Cornelis Bos | |
Birth Date: | c. 1508 |
Birth Place: | Den Bosch |
Death Date: | 1555 |
Death Place: | Groningen |
Nationality: | Dutch |
Cornelis Bos or Bossche (c. 1506/10 – before 7 May 1555) was a Flemish engraver, printseller and book publisher, known for his accurate engravings of Italian works. His work is often signed with the monogram C-B.[1]
He was born at 's Hertogenbosch, whence his surname Bos is derived, and is registered there until 1637, but he was in Antwerp by 1 April 1541 when he was granted citizenship of that city and membership in the Guild of St. Luke.[2] There has been some speculation that he took a trip to Italy in the intervening years, but this is not certain.[3]
His earliest identified engravings reproduce Maarten van Heemskerck's Prudence and Justice (1537),[4] and a work by Agostino Veneziano.[5] His re-engraving of work by Marcantonio Raimondi does not necessarily indicate that he ever made a trip to Rome.[6] Until 1544 Bos worked in Antwerp as an engraver, commissioned by publishers in the city's extensive book trade for illustrations in books. His engravings, copied from the published engravings in Italian editions, served as illustrations for a brief summary in Dutch of the treaty on architecture by Vitruvius and for a Dutch translation of Book IV of Sebastiano Serlio's architectural treatise, both published by Pieter Coecke van Aelst.[7] Bos' engravings illustrate a text on anatomy that he produced in 1542 by the printer and publisher Antoine de Goys.[8]

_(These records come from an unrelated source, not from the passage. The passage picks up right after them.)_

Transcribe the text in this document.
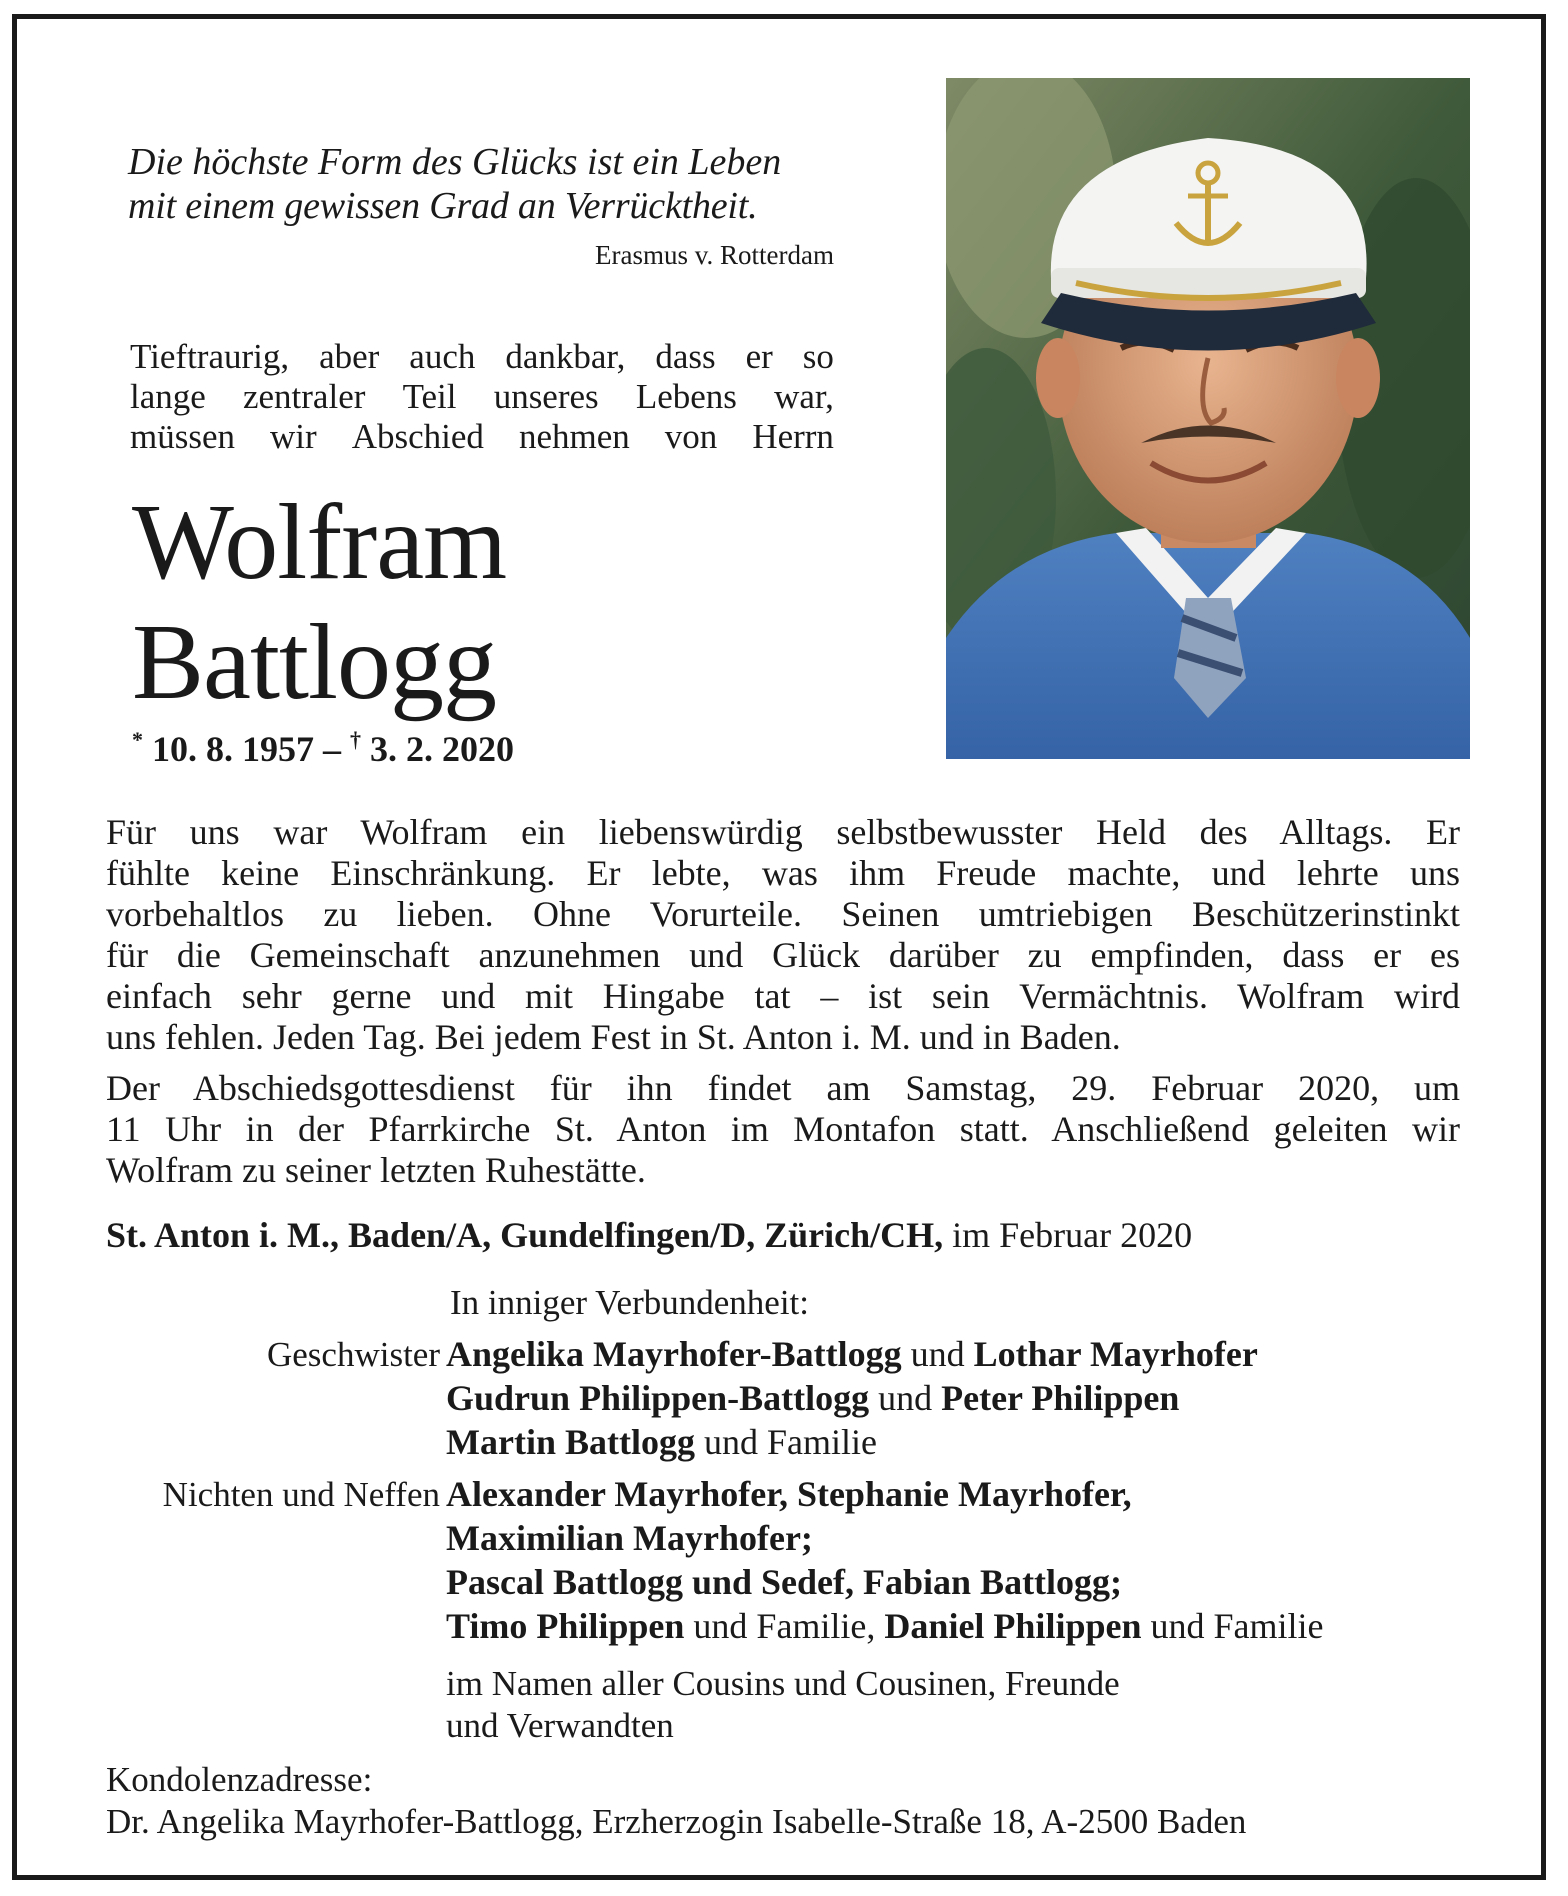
Die höchste Form des Glücks ist ein Leben
mit einem gewissen Grad an Verrücktheit.
Erasmus v. Rotterdam
Tieftraurig, aber auch dankbar, dass er so
lange zentraler Teil unseres Lebens war,
müssen wir Abschied nehmen von Herrn
Wolfram
Battlogg
* 10. 8. 1957 – † 3. 2. 2020
Für uns war Wolfram ein liebenswürdig selbstbewusster Held des Alltags. Er
fühlte keine Einschränkung. Er lebte, was ihm Freude machte, und lehrte uns
vorbehaltlos zu lieben. Ohne Vorurteile. Seinen umtriebigen Beschützerinstinkt
für die Gemeinschaft anzunehmen und Glück darüber zu empfinden, dass er es
einfach sehr gerne und mit Hingabe tat – ist sein Vermächtnis. Wolfram wird
uns fehlen. Jeden Tag. Bei jedem Fest in St. Anton i. M. und in Baden.
Der Abschiedsgottesdienst für ihn findet am Samstag, 29. Februar 2020, um
11 Uhr in der Pfarrkirche St. Anton im Montafon statt. Anschließend geleiten wir
Wolfram zu seiner letzten Ruhestätte.
St. Anton i. M., Baden/A, Gundelfingen/D, Zürich/CH, im Februar 2020
In inniger Verbundenheit:
Geschwister Angelika Mayrhofer-Battlogg und Lothar Mayrhofer
Gudrun Philippen-Battlogg und Peter Philippen
Martin Battlogg und Familie
Nichten und Neffen Alexander Mayrhofer, Stephanie Mayrhofer,
Maximilian Mayrhofer;
Pascal Battlogg und Sedef, Fabian Battlogg;
Timo Philippen und Familie, Daniel Philippen und Familie
im Namen aller Cousins und Cousinen, Freunde
und Verwandten
Kondolenzadresse:
Dr. Angelika Mayrhofer-Battlogg, Erzherzogin Isabelle-Straße 18, A-2500 Baden
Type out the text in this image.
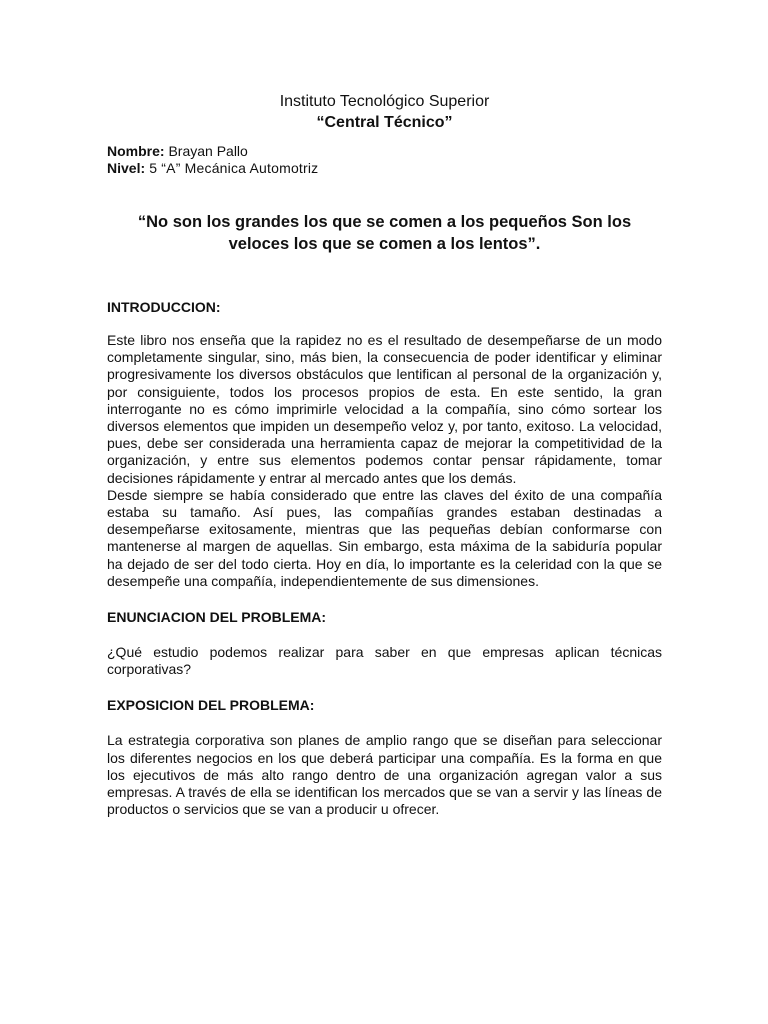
Instituto Tecnológico Superior
“Central Técnico”
Nombre: Brayan Pallo
Nivel: 5 “A” Mecánica Automotriz
“No son los grandes los que se comen a los pequeños Son los veloces los que se comen a los lentos”.
INTRODUCCION:
Este libro nos enseña que la rapidez no es el resultado de desempeñarse de un modo completamente singular, sino, más bien, la consecuencia de poder identificar y eliminar progresivamente los diversos obstáculos que lentifican al personal de la organización y, por consiguiente, todos los procesos propios de esta. En este sentido, la gran interrogante no es cómo imprimirle velocidad a la compañía, sino cómo sortear los diversos elementos que impiden un desempeño veloz y, por tanto, exitoso. La velocidad, pues, debe ser considerada una herramienta capaz de mejorar la competitividad de la organización, y entre sus elementos podemos contar pensar rápidamente, tomar decisiones rápidamente y entrar al mercado antes que los demás.
Desde siempre se había considerado que entre las claves del éxito de una compañía estaba su tamaño. Así pues, las compañías grandes estaban destinadas a desempeñarse exitosamente, mientras que las pequeñas debían conformarse con mantenerse al margen de aquellas. Sin embargo, esta máxima de la sabiduría popular ha dejado de ser del todo cierta. Hoy en día, lo importante es la celeridad con la que se desempeñe una compañía, independientemente de sus dimensiones.
ENUNCIACION DEL PROBLEMA:
¿Qué estudio podemos realizar para saber en que empresas aplican técnicas corporativas?
EXPOSICION DEL PROBLEMA:
La estrategia corporativa son planes de amplio rango que se diseñan para seleccionar los diferentes negocios en los que deberá participar una compañía. Es la forma en que los ejecutivos de más alto rango dentro de una organización agregan valor a sus empresas. A través de ella se identifican los mercados que se van a servir y las líneas de productos o servicios que se van a producir u ofrecer.
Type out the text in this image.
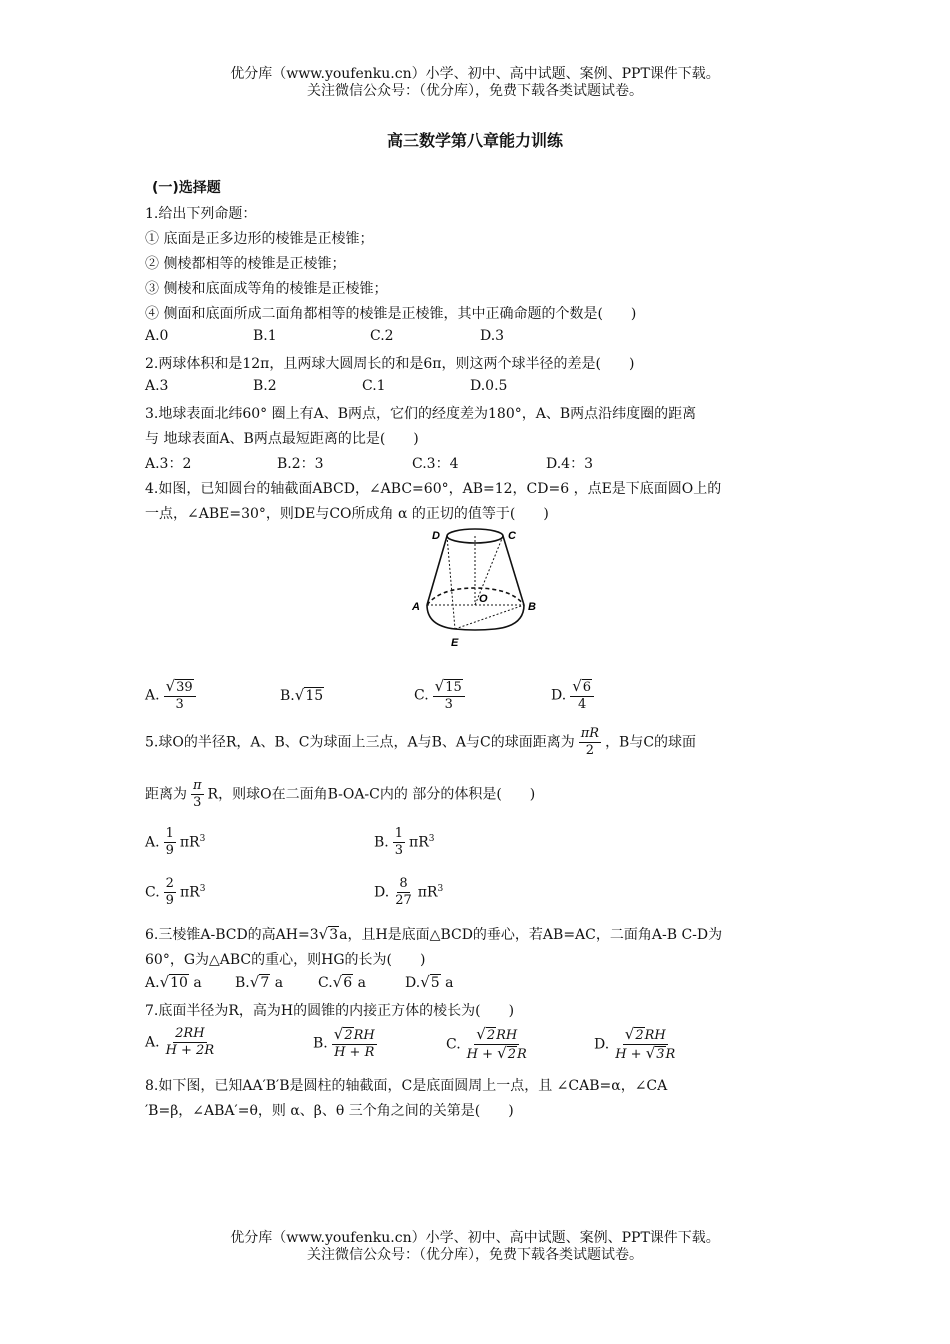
优分库（www.youfenku.cn）小学、初中、高中试题、案例、PPT课件下载。
关注微信公众号：（优分库），免费下载各类试题试卷。
高三数学第八章能力训练
(一)选择题
1.给出下列命题：
① 底面是正多边形的棱锥是正棱锥；
② 侧棱都相等的棱锥是正棱锥；
③ 侧棱和底面成等角的棱锥是正棱锥；
④ 侧面和底面所成二面角都相等的棱锥是正棱锥，其中正确命题的个数是(　　)
A.0	B.1	C.2	D.3
2.两球体积和是12π，且两球大圆周长的和是6π，则这两个球半径的差是(　　)
A.3	B.2	C.1	D.0.5
3.地球表面北纬60° 圈上有A、B两点，它们的经度差为180°，A、B两点沿纬度圈的距离
与 地球表面A、B两点最短距离的比是(　　)
A.3：2	B.2：3	C.3：4	D.4：3
4.如图，已知圆台的轴截面ABCD，∠ABC=60°，AB=12，CD=6 ，点E是下底面圆O上的
一点，∠ABE=30°，则DE与CO所成角 α 的正切的值等于(　　)
D	C
A	B
O
E
A. $\frac{√39}{3}$	B.√15	C. $\frac{√15}{3}$	D. $\frac{√6}{4}$
5.球O的半径R，A、B、C为球面上三点，A与B、A与C的球面距离为 $\frac{\pi R}{2}$ ，B与C的球面
距离为 $\frac{\pi}{3}$ R，则球O在二面角B-OA-C内的 部分的体积是(　　)
A. $\frac{1}{9} \pi R^3$	B. $\frac{1}{3} \pi R^3$
C. $\frac{2}{9} \pi R^3$	D. $\frac{8}{27} \pi R^3$
6.三棱锥A-BCD的高AH=3√3a，且H是底面△BCD的垂心，若AB=AC，二面角A-B C-D为
60°，G为△ABC的重心，则HG的长为(　　)
A.√10 a B.√7 a C.√6 a	D.√5 a
7.底面半径为R，高为H的圆锥的内接正方体的棱长为(　　)
A. $\frac{2RH}{H + 2R}$	B. $\frac{√2RH}{H + R}$	C. $\frac{√2RH}{H + √2R}$	D. $\frac{√2RH}{H + √3R}$
8.如下图，已知AA′B′B是圆柱的轴截面，C是底面圆周上一点，且 ∠CAB=α，∠CA
′B=β，∠ABA′=θ，则 α、β、θ 三个角之间的关第是(　　)
优分库（www.youfenku.cn）小学、初中、高中试题、案例、PPT课件下载。
关注微信公众号：（优分库），免费下载各类试题试卷。
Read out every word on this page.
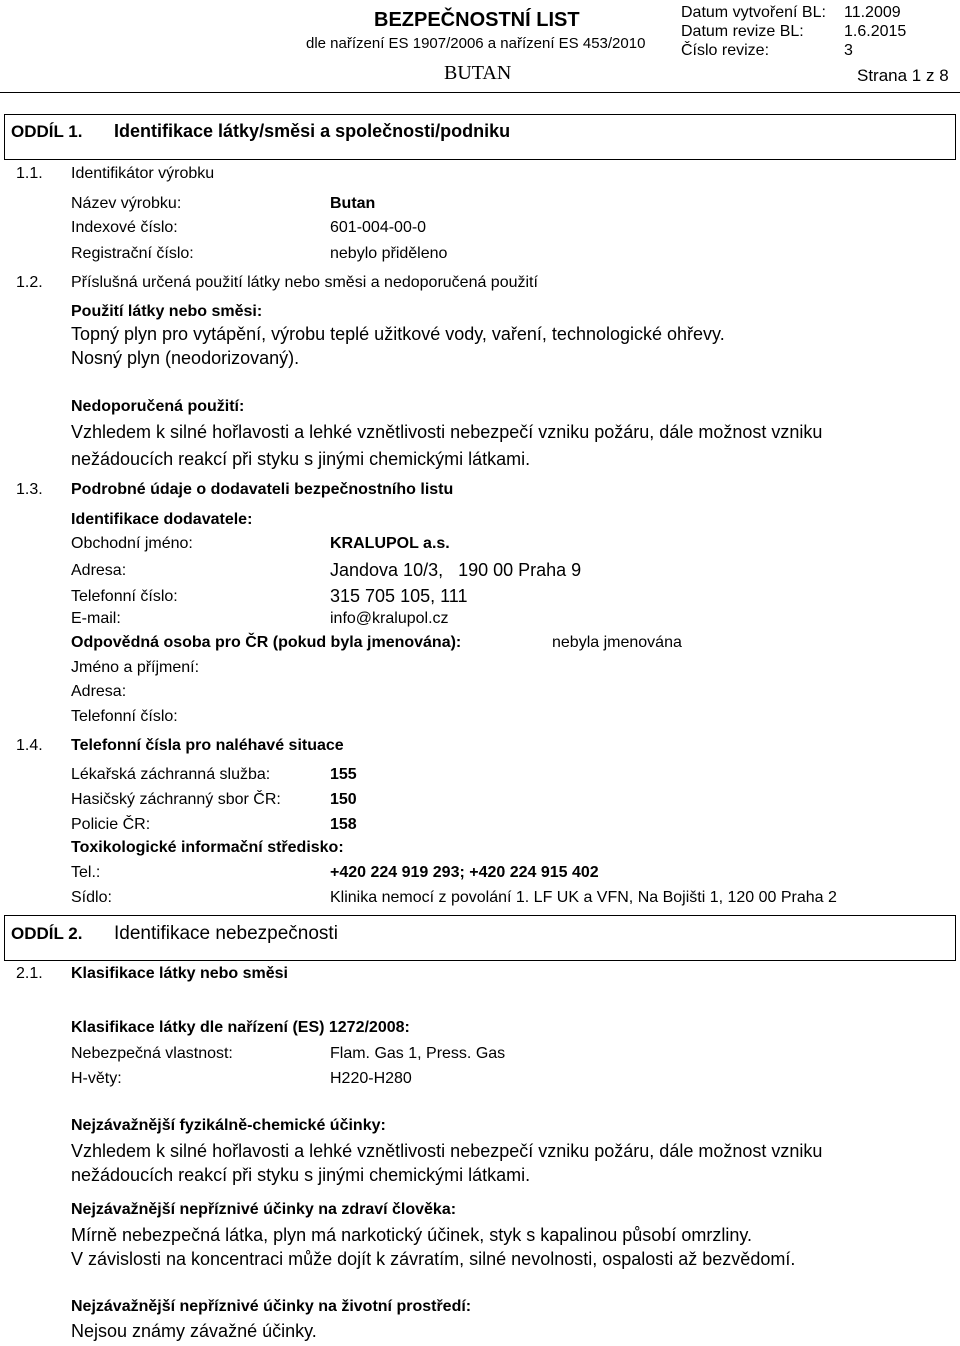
BEZPEČNOSTNÍ LIST
dle nařízení ES 1907/2006 a nařízení ES 453/2010
BUTAN
Datum vytvoření BL: 11.2009
Datum revize BL:	1.6.2015
Číslo revize:	3
Strana 1 z 8
ODDÍL 1. Identifikace látky/směsi a společnosti/podniku
1.1. Identifikátor výrobku
Název výrobku:	Butan
Indexové číslo:	601-004-00-0
Registrační číslo:	nebylo přiděleno
1.2. Příslušná určená použití látky nebo směsi a nedoporučená použití
Použití látky nebo směsi:
Topný plyn pro vytápění, výrobu teplé užitkové vody, vaření, technologické ohřevy.
Nosný plyn (neodorizovaný).
Nedoporučená použití:
Vzhledem k silné hořlavosti a lehké vznětlivosti nebezpečí vzniku požáru, dále možnost vzniku
nežádoucích reakcí při styku s jinými chemickými látkami.
1.3. Podrobné údaje o dodavateli bezpečnostního listu
Identifikace dodavatele:
Obchodní jméno:	KRALUPOL a.s.
Adresa:	Jandova 10/3,   190 00 Praha 9
Telefonní číslo:	315 705 105, 111
E-mail:	info@kralupol.cz
Odpovědná osoba pro ČR (pokud byla jmenována):	nebyla jmenována
Jméno a příjmení:
Adresa:
Telefonní číslo:
1.4. Telefonní čísla pro naléhavé situace
Lékařská záchranná služba:	155
Hasičský záchranný sbor ČR:	150
Policie ČR:	158
Toxikologické informační středisko:
Tel.:	+420 224 919 293; +420 224 915 402
Sídlo:	Klinika nemocí z povolání 1. LF UK a VFN, Na Bojišti 1, 120 00 Praha 2
ODDÍL 2. Identifikace nebezpečnosti
2.1. Klasifikace látky nebo směsi
Klasifikace látky dle nařízení (ES) 1272/2008:
Nebezpečná vlastnost:	Flam. Gas 1, Press. Gas
H-věty:	H220-H280
Nejzávažnější fyzikálně-chemické účinky:
Vzhledem k silné hořlavosti a lehké vznětlivosti nebezpečí vzniku požáru, dále možnost vzniku
nežádoucích reakcí při styku s jinými chemickými látkami.
Nejzávažnější nepříznivé účinky na zdraví člověka:
Mírně nebezpečná látka, plyn má narkotický účinek, styk s kapalinou působí omrzliny.
V závislosti na koncentraci může dojít k závratím, silné nevolnosti, ospalosti až bezvědomí.
Nejzávažnější nepříznivé účinky na životní prostředí:
Nejsou známy závažné účinky.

In the summer of 1544 Bos was forced to flee Antwerp for his participation in an antisacerdotalist free-thinking spiritualist sect and was declared exiled by the Council of Brabant in his absence. It appears that he went to Paris, where an anatomical work published by Jérôme de Gourmont in 1545 repeats text used by Cornelis Bos and even makes use of the woodblocks formerly in his possession.[9] Between 1546 and 1548, from his secure refuge in Nuremberg,[10] Cornelis Bos would publish more than a hundred engraved designs of strapwork and grotesques. Bos also produced popular engravings of religious and allegorical subjects, often dependent for their composition upon the Kleinmeisters of Nuremberg, with many parallels in the output of Virgil Solis.[11]
Bos moved to Groningen, where he is registered as having sold paper to the city magistrate 2 December 1548. He was granted citizenship there in 1550. His first wife Lijnken van Dort or van den Bos, with whom he had five children, was deceased by then and he remarried Alijdt, who came from a local family. The couple had two children. A document of 7 Mai 1555 refers to him as deceased. An inventory of his workshop and other possessions, taken 3 August 1544, which included two printing presses, and the auction of his property 3 January 1545, have been mined by historians of printmaking.[12]